«Non c’è Giudeo né Greco; non c’è schiavo né libero, non c’è maschio e femmina, perché tutti voi siete uno in Cristo Gesù». Le infuocate parole di Paolo ai cristiani della Galazia fanno emergere la novità del cristianesimo: ciò che unisce, al di là delle differenze culturali, sociali ed economiche, e perfino quelle legate al sesso è l’essere “figli nel Figlio”, e, dunque, fratelli e sorelle tra di noi. È quanto papa Francesco ci ha rivelato nella sua ultima Enciclica, nella quale scrive: «Non c’è peggior alienazione che sperimentare di non avere radici» (Omnes fratres, 53). Le radici sono almeno due: la prima è che una persona non può vivere senza l’altro. È l’altro che mi fa esistere. La seconda è un antivirus che è la capacità di ascolto, come diceva Michel de Certeau: «abbiamo tre orecchie, due visibili, la terza per cogliere i messaggi interiori».

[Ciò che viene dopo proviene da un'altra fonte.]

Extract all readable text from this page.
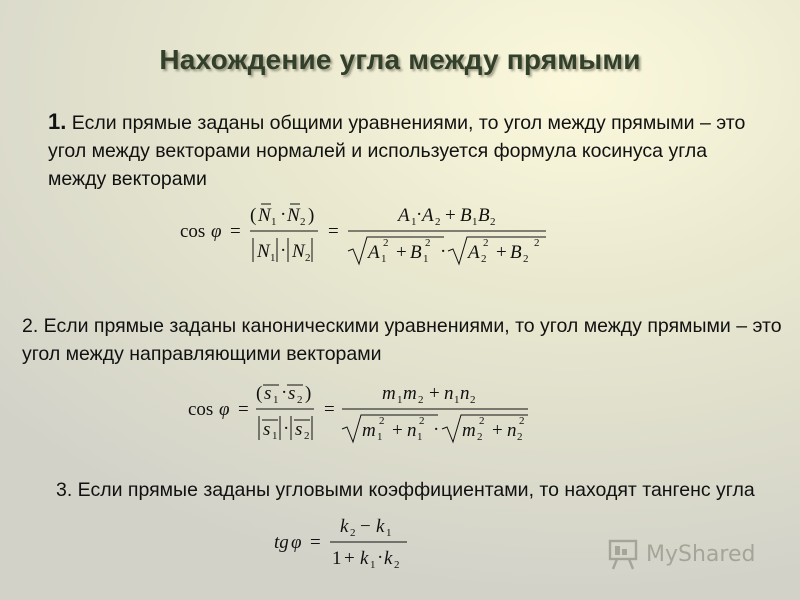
Нахождение угла между прямыми
1. Если прямые заданы общими уравнениями, то угол между прямыми – это угол между векторами нормалей и используется формула косинуса угла между векторами
cos φ =
( N 1 · N 2 )
N 1 · N 2
=
A 1 · A 2 + B 1 B 2
A 1
2 + B 1
2 · A 2
2 + B 2
2
2. Если прямые заданы каноническими уравнениями, то угол между прямыми – это угол между направляющими векторами
cos φ =
( s 1 · s 2 )
s 1 · s 2
=
m 1 m 2 + n 1 n 2
m 1
2 + n 1
2 · m 2
2 + n 2
2
3. Если прямые заданы угловыми коэффициентами, то находят тангенс угла
tg φ =
k 2 − k 1
1 + k 1 · k 2	MyShared
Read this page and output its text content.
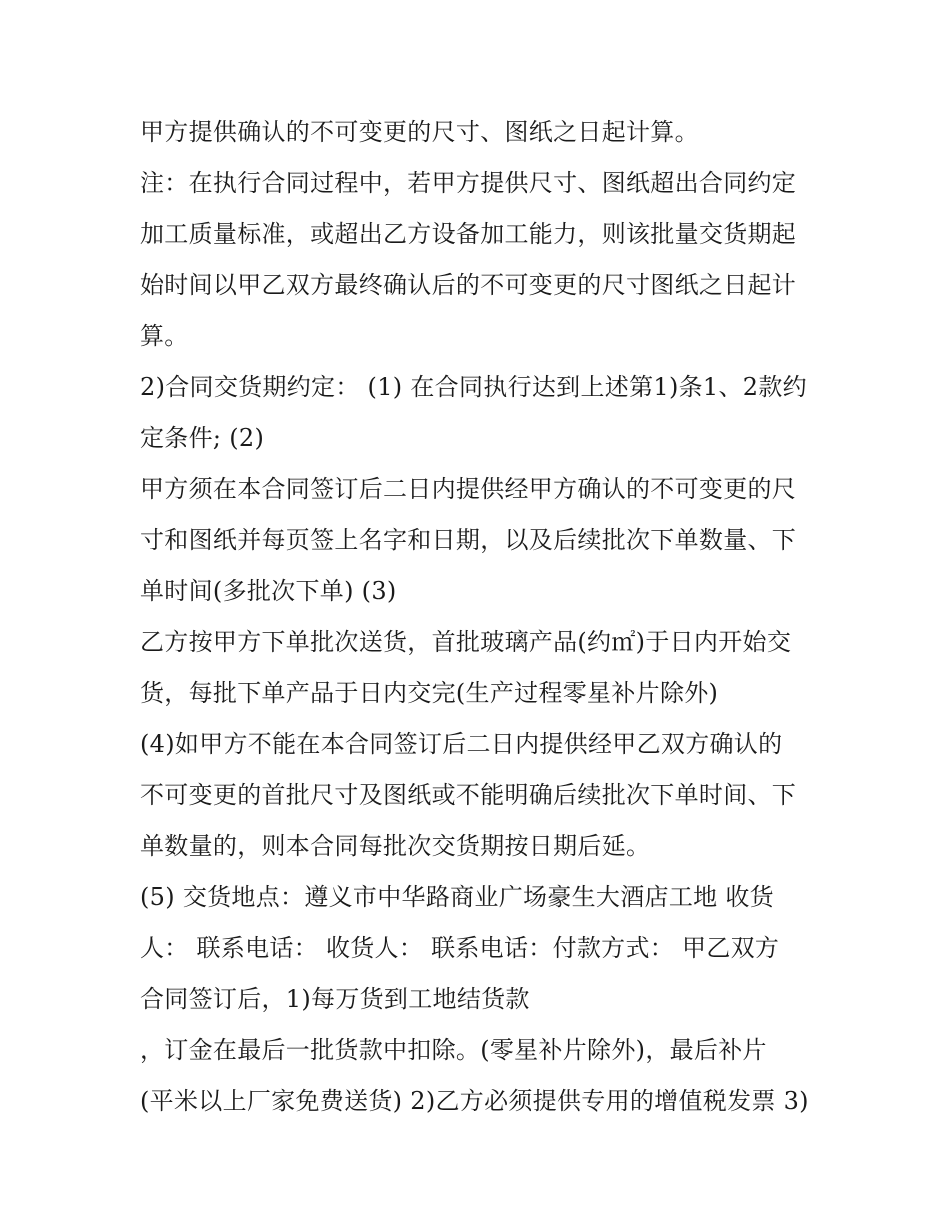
甲方提供确认的不可变更的尺寸、图纸之日起计算。
注：在执行合同过程中，若甲方提供尺寸、图纸超出合同约定
加工质量标准，或超出乙方设备加工能力，则该批量交货期起
始时间以甲乙双方最终确认后的不可变更的尺寸图纸之日起计
算。
2)合同交货期约定： (1) 在合同执行达到上述第1)条1、2款约
定条件; (2)
甲方须在本合同签订后二日内提供经甲方确认的不可变更的尺
寸和图纸并每页签上名字和日期，以及后续批次下单数量、下
单时间(多批次下单) (3)
乙方按甲方下单批次送货，首批玻璃产品(约㎡)于日内开始交
货，每批下单产品于日内交完(生产过程零星补片除外)
(4)如甲方不能在本合同签订后二日内提供经甲乙双方确认的
不可变更的首批尺寸及图纸或不能明确后续批次下单时间、下
单数量的，则本合同每批次交货期按日期后延。
(5) 交货地点：遵义市中华路商业广场豪生大酒店工地 收货
人： 联系电话： 收货人： 联系电话：付款方式： 甲乙双方
合同签订后，1)每万货到工地结货款
，订金在最后一批货款中扣除。(零星补片除外)，最后补片
(平米以上厂家免费送货) 2)乙方必须提供专用的增值税发票 3)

«Beati piuttosto coloro che ascoltano la Parola di Dio». Gesù spiazza i suoi interlocutori e richiama che la forma di vicinanza più radicale è l’ascolto dell’altro. Diversamente si rischia di incontrare mai l’altro. E il medium è la parola che consente di decifrare cosa si nasconde nella realtà. Recuperare questa capacità contemplativa e non manipolativa è il grande assioma di Francesco che ad un certo punto smette di voler cambiare la realtà con la violenza delle armi e ne cambia la sostanza cambiando il suo sguardo. Questo dono è legato all’ascolto che è l’antidoto a quella esteriorizzazione dell’esistenza che ci porta a vivere sempre fuori da noi stessi e a finire per non gustare più niente della realtà. Fare spazio alla parola di Dio è quello che rende creativi e capaci di esprimere una nuova visione delle cose.
“E la osservano”: è l’ultima stoccata del Vangelo di oggi. E ci assicura che se l’ascolto è fondamentale, ciò che ci rende liberi è la capacità di sottrarci al destino o al fato introducendo il criterio della nostra capacità di scelta e di decisione. Oggi si è spesso succubi del senso di inutilità e di inconcludenza. Per contro san Francesco ci aiuta a comprendere che la rivoluzione comincia sempre a partire dal basso e dal singolo e rende possibile una trasformazione del concreto. Come in un bel frammento di Charle Peguy: «C’era la cattiveria dei tempi anche sotto i Romani, in quel culmine della dominazione romana. Ma Gesù non si sottrasse affatto (…). Doveva fare tre anni. Fece i suoi tre anni. Ma non perse i suoi tre anni, non li usò per piagnucolare e accusare la cattiveria dei tempi, del suo tempo… Lui vi tagliò (corto). Oh, in modo semplice. Facendo il cristianesimo. Non incriminò, non accusò nessuno. Salvò. Non incriminò il mondo. Salvò il mondo». Questo è quel che tocca fare anche a noi se vogliamo stare “con Francesco nella valle”.